Dwa Dni temu w ukochanym Kinoplex Kielce oglądałem angielki film pt. „Wysyp żywych trupów”. Jest to parodia horrorów z cyklu „zombi”, która bardziej jednak niż konwencje tego subgatunku obśmiewa współczesne społeczeństwo angielskie. Głównym bohaterem filmu jest cierpiący na niedostatek życiowej ambicji Shaun (Pegg).Handlowiec średniego stopnia, najchętniej spędzający czas w pubie ze swoim współlokatorem, bezrobotnym maniakiem gier komputerowych Edem (Frost). Takie zawężenie życiowych celów nie podoba się jego dziewczynie Liz (Ashfield), która w końcu postanawia się z nim rozstać. Następnego dnia Londyn, w którym mieszkają, staje się miejscem epidemicznego wylęgu zombi…
Film jest – przyznajmy, że dość specyficzną – komedią miłosną. Shaun chce odzyskać względy dziewczyny, rozbijając głowy zombi przy użyciu kija do krykieta (angielski odpowiednik bejsbola), prowadząc ją do miejsca w jego mniemaniu najbezpieczniejszego – czyli pubu oczywiście.

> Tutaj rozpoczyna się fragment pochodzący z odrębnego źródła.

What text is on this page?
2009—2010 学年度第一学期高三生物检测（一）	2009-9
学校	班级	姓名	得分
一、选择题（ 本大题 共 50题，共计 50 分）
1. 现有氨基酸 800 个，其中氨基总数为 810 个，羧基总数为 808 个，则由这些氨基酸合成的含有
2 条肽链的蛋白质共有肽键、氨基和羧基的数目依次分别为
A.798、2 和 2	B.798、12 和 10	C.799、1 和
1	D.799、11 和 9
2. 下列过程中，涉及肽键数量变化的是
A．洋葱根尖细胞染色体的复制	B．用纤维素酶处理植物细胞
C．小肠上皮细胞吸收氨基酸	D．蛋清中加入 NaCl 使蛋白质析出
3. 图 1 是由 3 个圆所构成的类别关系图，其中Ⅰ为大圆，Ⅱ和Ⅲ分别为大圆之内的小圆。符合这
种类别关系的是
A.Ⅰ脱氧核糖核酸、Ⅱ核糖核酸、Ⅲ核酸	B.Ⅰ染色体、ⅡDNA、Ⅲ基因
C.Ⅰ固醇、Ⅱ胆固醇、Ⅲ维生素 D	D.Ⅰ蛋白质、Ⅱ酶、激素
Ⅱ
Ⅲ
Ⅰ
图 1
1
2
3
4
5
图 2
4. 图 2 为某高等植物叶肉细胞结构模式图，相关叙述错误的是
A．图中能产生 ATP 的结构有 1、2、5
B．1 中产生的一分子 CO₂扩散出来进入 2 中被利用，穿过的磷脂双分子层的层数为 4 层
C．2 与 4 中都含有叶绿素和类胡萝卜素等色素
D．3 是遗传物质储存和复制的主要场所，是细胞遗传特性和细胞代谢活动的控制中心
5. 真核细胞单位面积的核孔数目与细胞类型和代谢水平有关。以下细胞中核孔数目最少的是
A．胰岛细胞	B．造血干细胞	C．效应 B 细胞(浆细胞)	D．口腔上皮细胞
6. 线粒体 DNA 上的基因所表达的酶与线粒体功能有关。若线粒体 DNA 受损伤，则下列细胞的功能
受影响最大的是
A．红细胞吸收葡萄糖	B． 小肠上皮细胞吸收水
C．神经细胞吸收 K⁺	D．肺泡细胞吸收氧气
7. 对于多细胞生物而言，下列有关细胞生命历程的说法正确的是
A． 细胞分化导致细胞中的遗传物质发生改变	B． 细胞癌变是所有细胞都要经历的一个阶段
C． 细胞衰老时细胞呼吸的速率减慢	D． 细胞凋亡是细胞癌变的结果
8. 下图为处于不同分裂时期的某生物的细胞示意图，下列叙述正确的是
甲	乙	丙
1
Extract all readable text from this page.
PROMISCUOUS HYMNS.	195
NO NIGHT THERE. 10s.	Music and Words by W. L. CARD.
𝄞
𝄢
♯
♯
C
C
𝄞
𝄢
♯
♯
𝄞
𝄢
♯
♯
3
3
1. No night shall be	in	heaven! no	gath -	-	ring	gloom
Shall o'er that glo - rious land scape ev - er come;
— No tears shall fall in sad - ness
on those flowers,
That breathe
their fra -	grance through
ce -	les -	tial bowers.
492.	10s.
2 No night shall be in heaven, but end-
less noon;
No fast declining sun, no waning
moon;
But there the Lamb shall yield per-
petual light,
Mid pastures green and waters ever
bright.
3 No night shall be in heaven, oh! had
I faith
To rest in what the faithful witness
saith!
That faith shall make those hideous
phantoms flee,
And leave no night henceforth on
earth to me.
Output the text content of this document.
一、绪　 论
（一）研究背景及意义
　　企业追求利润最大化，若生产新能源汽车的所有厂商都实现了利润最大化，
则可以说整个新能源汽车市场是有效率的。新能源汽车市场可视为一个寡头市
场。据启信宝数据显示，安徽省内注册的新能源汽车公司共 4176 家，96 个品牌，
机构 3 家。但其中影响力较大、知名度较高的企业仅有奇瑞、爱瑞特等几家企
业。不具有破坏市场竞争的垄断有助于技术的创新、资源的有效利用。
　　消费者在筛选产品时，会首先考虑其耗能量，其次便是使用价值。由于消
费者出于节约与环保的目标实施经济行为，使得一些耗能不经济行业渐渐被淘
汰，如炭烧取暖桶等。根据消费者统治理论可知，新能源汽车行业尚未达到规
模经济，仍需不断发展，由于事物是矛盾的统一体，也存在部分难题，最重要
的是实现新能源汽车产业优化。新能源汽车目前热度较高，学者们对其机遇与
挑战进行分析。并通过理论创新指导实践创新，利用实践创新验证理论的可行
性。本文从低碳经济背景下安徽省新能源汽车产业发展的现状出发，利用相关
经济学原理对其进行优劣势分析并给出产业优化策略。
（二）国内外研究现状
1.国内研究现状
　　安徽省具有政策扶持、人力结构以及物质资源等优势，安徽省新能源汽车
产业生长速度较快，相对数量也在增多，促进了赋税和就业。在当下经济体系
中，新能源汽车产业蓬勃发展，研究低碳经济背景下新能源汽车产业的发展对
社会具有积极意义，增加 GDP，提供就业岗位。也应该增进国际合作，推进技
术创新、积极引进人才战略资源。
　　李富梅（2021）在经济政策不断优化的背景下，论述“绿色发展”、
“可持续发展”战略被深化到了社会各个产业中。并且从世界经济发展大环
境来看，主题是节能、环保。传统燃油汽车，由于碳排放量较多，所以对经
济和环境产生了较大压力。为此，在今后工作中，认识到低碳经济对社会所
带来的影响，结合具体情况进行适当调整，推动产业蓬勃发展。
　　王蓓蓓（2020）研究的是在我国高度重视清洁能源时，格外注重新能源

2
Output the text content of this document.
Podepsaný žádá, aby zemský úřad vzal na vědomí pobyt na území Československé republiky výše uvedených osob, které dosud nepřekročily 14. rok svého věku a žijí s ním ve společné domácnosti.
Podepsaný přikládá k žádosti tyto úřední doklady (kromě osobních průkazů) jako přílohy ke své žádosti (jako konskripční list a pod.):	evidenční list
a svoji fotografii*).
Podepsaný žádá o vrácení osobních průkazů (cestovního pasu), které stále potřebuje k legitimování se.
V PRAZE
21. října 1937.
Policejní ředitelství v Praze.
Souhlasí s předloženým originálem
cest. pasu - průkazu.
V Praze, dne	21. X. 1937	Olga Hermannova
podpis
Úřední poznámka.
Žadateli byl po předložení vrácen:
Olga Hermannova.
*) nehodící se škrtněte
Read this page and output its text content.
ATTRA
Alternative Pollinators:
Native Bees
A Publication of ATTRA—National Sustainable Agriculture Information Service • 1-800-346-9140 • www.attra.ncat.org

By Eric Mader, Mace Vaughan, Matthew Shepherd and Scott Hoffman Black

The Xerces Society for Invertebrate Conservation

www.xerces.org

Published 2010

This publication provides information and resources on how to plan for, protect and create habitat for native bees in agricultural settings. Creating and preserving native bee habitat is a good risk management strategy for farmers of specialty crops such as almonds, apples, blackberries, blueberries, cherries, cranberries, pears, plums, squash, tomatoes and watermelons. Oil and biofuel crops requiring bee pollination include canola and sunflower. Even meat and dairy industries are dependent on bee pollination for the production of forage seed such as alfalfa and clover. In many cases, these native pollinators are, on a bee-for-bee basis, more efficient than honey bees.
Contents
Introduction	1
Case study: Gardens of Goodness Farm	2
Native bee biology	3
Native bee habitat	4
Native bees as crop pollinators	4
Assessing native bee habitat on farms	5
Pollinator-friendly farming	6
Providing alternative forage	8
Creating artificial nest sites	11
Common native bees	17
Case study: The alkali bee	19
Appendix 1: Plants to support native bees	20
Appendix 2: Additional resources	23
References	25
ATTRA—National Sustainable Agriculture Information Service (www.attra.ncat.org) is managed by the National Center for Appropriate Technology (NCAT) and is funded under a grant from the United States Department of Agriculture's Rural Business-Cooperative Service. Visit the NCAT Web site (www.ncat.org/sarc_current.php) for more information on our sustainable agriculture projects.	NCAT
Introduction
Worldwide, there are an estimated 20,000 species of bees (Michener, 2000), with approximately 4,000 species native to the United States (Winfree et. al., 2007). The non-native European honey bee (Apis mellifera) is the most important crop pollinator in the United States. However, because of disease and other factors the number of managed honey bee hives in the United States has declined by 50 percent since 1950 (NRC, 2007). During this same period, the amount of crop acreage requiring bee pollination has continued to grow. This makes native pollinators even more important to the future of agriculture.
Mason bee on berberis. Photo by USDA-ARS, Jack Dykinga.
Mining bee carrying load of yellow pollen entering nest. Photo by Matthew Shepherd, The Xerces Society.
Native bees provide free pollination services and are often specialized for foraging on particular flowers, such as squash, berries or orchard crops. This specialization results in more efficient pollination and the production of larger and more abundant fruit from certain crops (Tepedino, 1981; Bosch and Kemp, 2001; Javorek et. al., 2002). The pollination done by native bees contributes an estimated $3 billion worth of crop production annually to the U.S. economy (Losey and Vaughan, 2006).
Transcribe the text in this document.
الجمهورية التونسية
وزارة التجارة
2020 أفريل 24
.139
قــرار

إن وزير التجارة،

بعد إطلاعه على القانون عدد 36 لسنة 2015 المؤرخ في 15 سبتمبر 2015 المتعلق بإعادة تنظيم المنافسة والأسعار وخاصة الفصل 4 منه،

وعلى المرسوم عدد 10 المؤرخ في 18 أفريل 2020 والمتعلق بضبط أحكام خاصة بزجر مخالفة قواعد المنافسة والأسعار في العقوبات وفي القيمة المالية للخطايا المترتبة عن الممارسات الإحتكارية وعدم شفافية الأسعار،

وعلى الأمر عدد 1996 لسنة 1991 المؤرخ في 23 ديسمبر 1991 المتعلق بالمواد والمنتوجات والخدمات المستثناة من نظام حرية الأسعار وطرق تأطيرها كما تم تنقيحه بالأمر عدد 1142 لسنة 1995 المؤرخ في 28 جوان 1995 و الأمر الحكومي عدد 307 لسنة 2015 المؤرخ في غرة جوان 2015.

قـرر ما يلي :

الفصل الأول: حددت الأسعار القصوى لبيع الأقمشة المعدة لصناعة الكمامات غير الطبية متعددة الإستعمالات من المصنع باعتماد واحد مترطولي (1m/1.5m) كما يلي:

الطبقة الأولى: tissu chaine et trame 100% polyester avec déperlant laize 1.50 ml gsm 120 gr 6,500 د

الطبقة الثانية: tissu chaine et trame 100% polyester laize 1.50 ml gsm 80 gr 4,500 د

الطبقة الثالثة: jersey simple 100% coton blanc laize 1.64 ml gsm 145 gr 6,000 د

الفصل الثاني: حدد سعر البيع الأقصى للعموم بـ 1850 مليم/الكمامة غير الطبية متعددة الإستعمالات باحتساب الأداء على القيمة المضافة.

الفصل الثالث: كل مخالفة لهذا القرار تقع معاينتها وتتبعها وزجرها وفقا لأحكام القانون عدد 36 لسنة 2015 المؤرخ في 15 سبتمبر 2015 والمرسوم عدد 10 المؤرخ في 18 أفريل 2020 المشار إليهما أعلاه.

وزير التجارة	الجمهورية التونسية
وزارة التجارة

Kilka pomysłów jest w „Wysypie…” przednich: najlepszy, gdy potężnie skacowany Shaun w ogóle nie zauważa snujących się po ulicach zombi – sam wygląda jak jeden z nich. Zresztą „chodzących trupów” okazuje się w Londynie mieszkać więcej.
„Wysyp” znacznie inteligentniejszy od niedawno pokazywanego amerykańskiego „Świtu żywych trupów” jest bardziej bliski duchem oryginału Romero, który był nie tyle krwawym horrorem, co satyrą a jego wałkoniący się uciekający od wymagań życia bohaterowie wzbudzają instynktowną sympatię. Podsumowując – mógłby i powinien być znacznie zabawniejszy.